Las tensiones entre los Estados Unidos y Turquía están lejos de terminar. Nada hace indicar que ninguno de los dos países retroceda en el corto plazo sobre sus pasos y que las relaciones vuelvan a su curso. El discurso nacionalista de Erdogan encuentra buena repercusión entre su público y le sirve para culpar a un agente externo de los males de la economía nacional, tanto de la caída de la lira como de la inflación que ya supera el 15%.

Las relaciones bilaterales también están marcadas por otros problemas que tampoco parecen tener una solución cerca. En los últimos meses, Turquía ha avanzado en su plan de adquirir el sistema antiaéreo de defensa ruso S-400, lo que ha chocado, inevitablemente, con la propia OTAN y con su misma intención de comprarle más de 100 aviones F-35 a los Estados Unidos. La compra a Moscú imposibilitaría la compra a Washington porque, al obtener ambos productos, Rusia podría adquirir conocimiento sobre los aviones norteamericanos que, hasta el momento, desconoce. En este sentido, el Congreso estadounidense aprobó una resolución que prohíbe la entrega de los aviones y Ankara ha amenazado con recurrir a organismos internacionales.

Además, en la mesa de las negociaciones está la condena que recibió Mehmet Hakan Atilla, vicepresidente del Banco estatal turco Halkbank, a 32 meses de prisión tras haber sido declarado culpable de participar en una trama para evitar las sanciones económicas impuestas por Estados Unidos a Irán. Turquía calificó este hecho como “injusto” y “desafortunado” y aseguró que representó “una injerencia sin precedentes en los asuntos internos de Turquía”.

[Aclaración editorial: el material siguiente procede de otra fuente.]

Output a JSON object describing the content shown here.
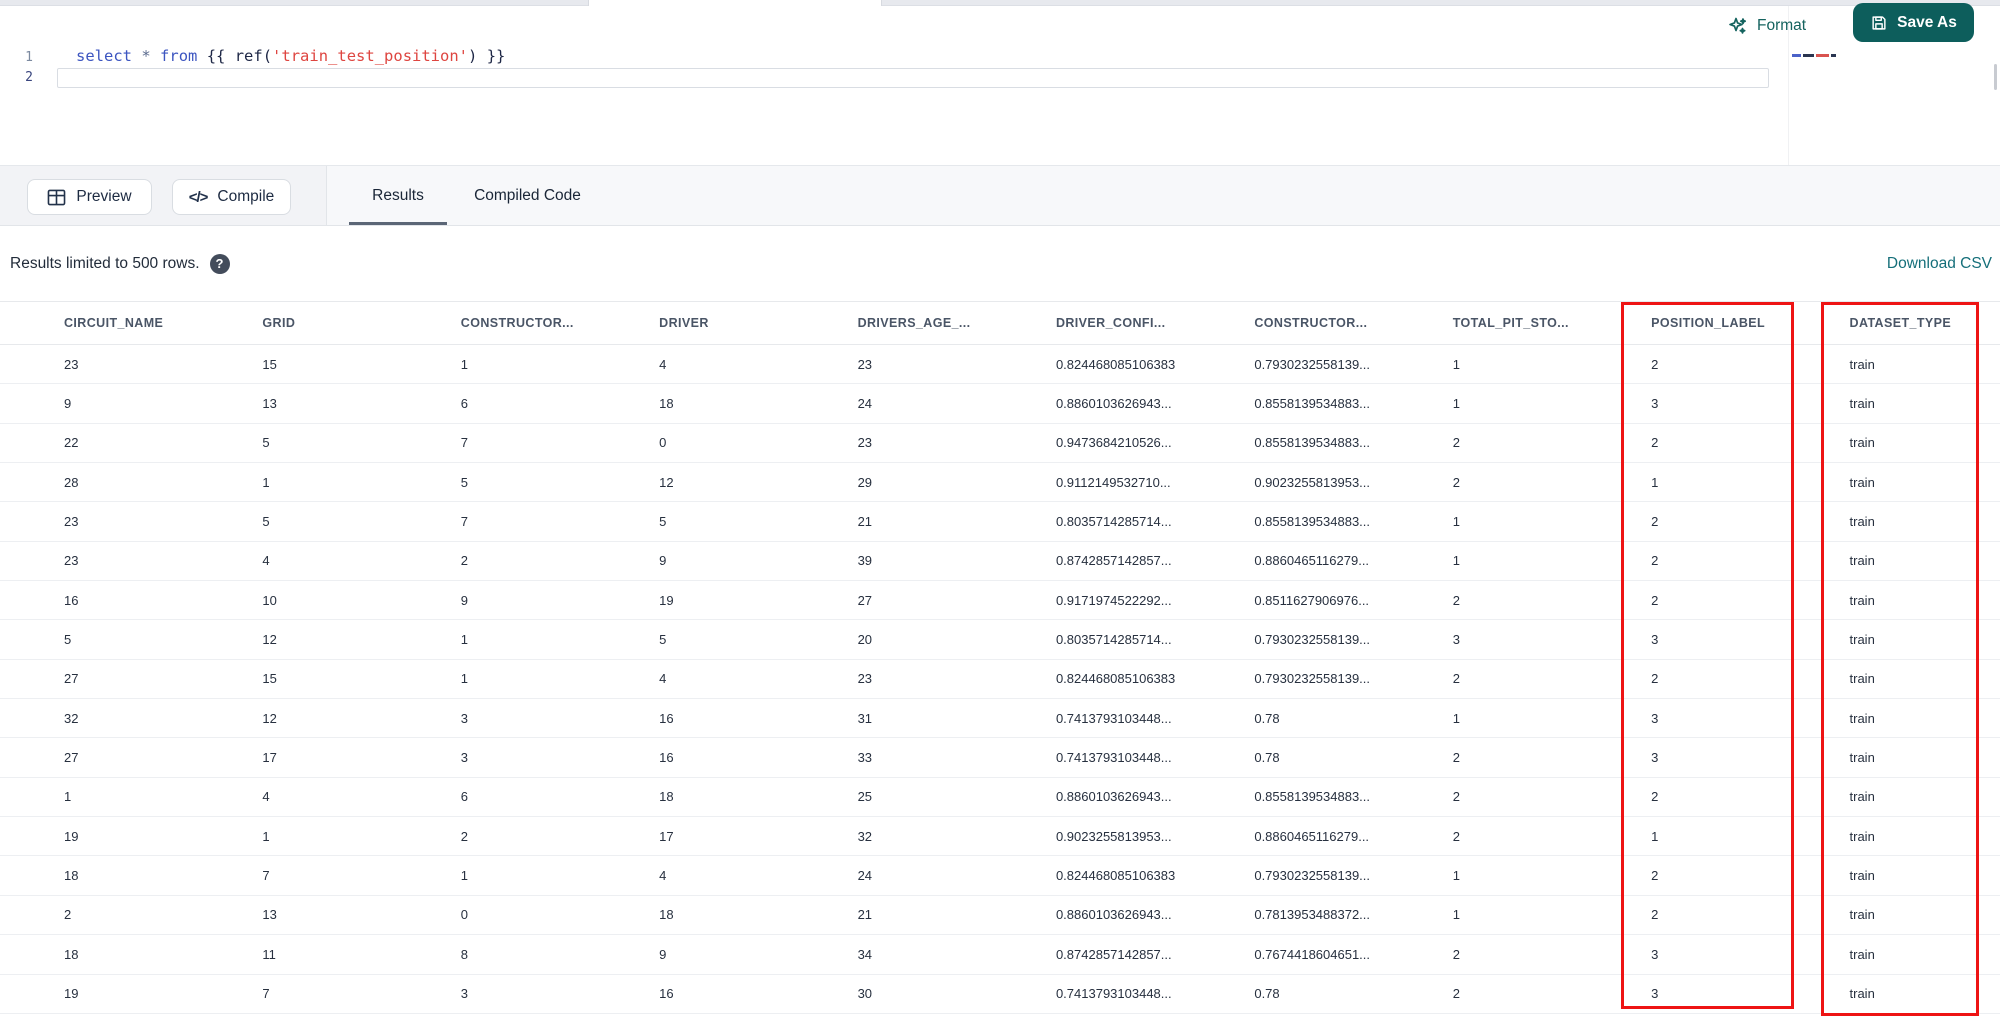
{
  "editor": {
    "line1_number": "1",
    "line2_number": "2",
    "code": {
      "kw_select": "select",
      "op_star": "*",
      "kw_from": "from",
      "jinja_open": "{{",
      "fn_ref": "ref(",
      "str_model": "'train_test_position'",
      "fn_close": ")",
      "jinja_close": "}}"
    }
  },
  "toolbar": {
    "format_label": "Format",
    "save_as_label": "Save As"
  },
  "action_bar": {
    "preview_label": "Preview",
    "compile_label": "Compile",
    "compile_glyph": "</>",
    "tabs": [
      {
        "label": "Results",
        "active": true
      },
      {
        "label": "Compiled Code",
        "active": false
      }
    ]
  },
  "results_bar": {
    "limit_text": "Results limited to 500 rows.",
    "help_glyph": "?",
    "download_label": "Download CSV"
  },
  "table": {
    "columns": [
      "CIRCUIT_NAME",
      "GRID",
      "CONSTRUCTOR...",
      "DRIVER",
      "DRIVERS_AGE_...",
      "DRIVER_CONFI...",
      "CONSTRUCTOR...",
      "TOTAL_PIT_STO...",
      "POSITION_LABEL",
      "DATASET_TYPE"
    ],
    "rows": [
      [
        "23",
        "15",
        "1",
        "4",
        "23",
        "0.824468085106383",
        "0.7930232558139...",
        "1",
        "2",
        "train"
      ],
      [
        "9",
        "13",
        "6",
        "18",
        "24",
        "0.8860103626943...",
        "0.8558139534883...",
        "1",
        "3",
        "train"
      ],
      [
        "22",
        "5",
        "7",
        "0",
        "23",
        "0.9473684210526...",
        "0.8558139534883...",
        "2",
        "2",
        "train"
      ],
      [
        "28",
        "1",
        "5",
        "12",
        "29",
        "0.9112149532710...",
        "0.9023255813953...",
        "2",
        "1",
        "train"
      ],
      [
        "23",
        "5",
        "7",
        "5",
        "21",
        "0.8035714285714...",
        "0.8558139534883...",
        "1",
        "2",
        "train"
      ],
      [
        "23",
        "4",
        "2",
        "9",
        "39",
        "0.8742857142857...",
        "0.8860465116279...",
        "1",
        "2",
        "train"
      ],
      [
        "16",
        "10",
        "9",
        "19",
        "27",
        "0.9171974522292...",
        "0.8511627906976...",
        "2",
        "2",
        "train"
      ],
      [
        "5",
        "12",
        "1",
        "5",
        "20",
        "0.8035714285714...",
        "0.7930232558139...",
        "3",
        "3",
        "train"
      ],
      [
        "27",
        "15",
        "1",
        "4",
        "23",
        "0.824468085106383",
        "0.7930232558139...",
        "2",
        "2",
        "train"
      ],
      [
        "32",
        "12",
        "3",
        "16",
        "31",
        "0.7413793103448...",
        "0.78",
        "1",
        "3",
        "train"
      ],
      [
        "27",
        "17",
        "3",
        "16",
        "33",
        "0.7413793103448...",
        "0.78",
        "2",
        "3",
        "train"
      ],
      [
        "1",
        "4",
        "6",
        "18",
        "25",
        "0.8860103626943...",
        "0.8558139534883...",
        "2",
        "2",
        "train"
      ],
      [
        "19",
        "1",
        "2",
        "17",
        "32",
        "0.9023255813953...",
        "0.8860465116279...",
        "2",
        "1",
        "train"
      ],
      [
        "18",
        "7",
        "1",
        "4",
        "24",
        "0.824468085106383",
        "0.7930232558139...",
        "1",
        "2",
        "train"
      ],
      [
        "2",
        "13",
        "0",
        "18",
        "21",
        "0.8860103626943...",
        "0.7813953488372...",
        "1",
        "2",
        "train"
      ],
      [
        "18",
        "11",
        "8",
        "9",
        "34",
        "0.8742857142857...",
        "0.7674418604651...",
        "2",
        "3",
        "train"
      ],
      [
        "19",
        "7",
        "3",
        "16",
        "30",
        "0.7413793103448...",
        "0.78",
        "2",
        "3",
        "train"
      ]
    ]
  },
  "annotations": {
    "highlight_color": "#ee1414",
    "highlighted_columns": [
      "POSITION_LABEL",
      "DATASET_TYPE"
    ]
  },
  "colors": {
    "accent_teal": "#0d5e5c",
    "link_teal": "#156f7a",
    "keyword_blue": "#3c55c0",
    "string_red": "#de4540"
  }
}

La relación bilateral entre Turquía y Estados Unidos establecida post Segunda Guerra Mundial hoy en día está en su peor crisis y sus causas, por ahora, están lejos de resolverse. Tanto Trump como Erdogan, dos hombres fuertes, nacionalistas y personalistas, apuestan a ganar una batalla que será decisiva para demostrar el poder de sus respectivos países. Por ahora ninguno ha dado el brazo a torcer y han demostrado que no lo piensan hacer.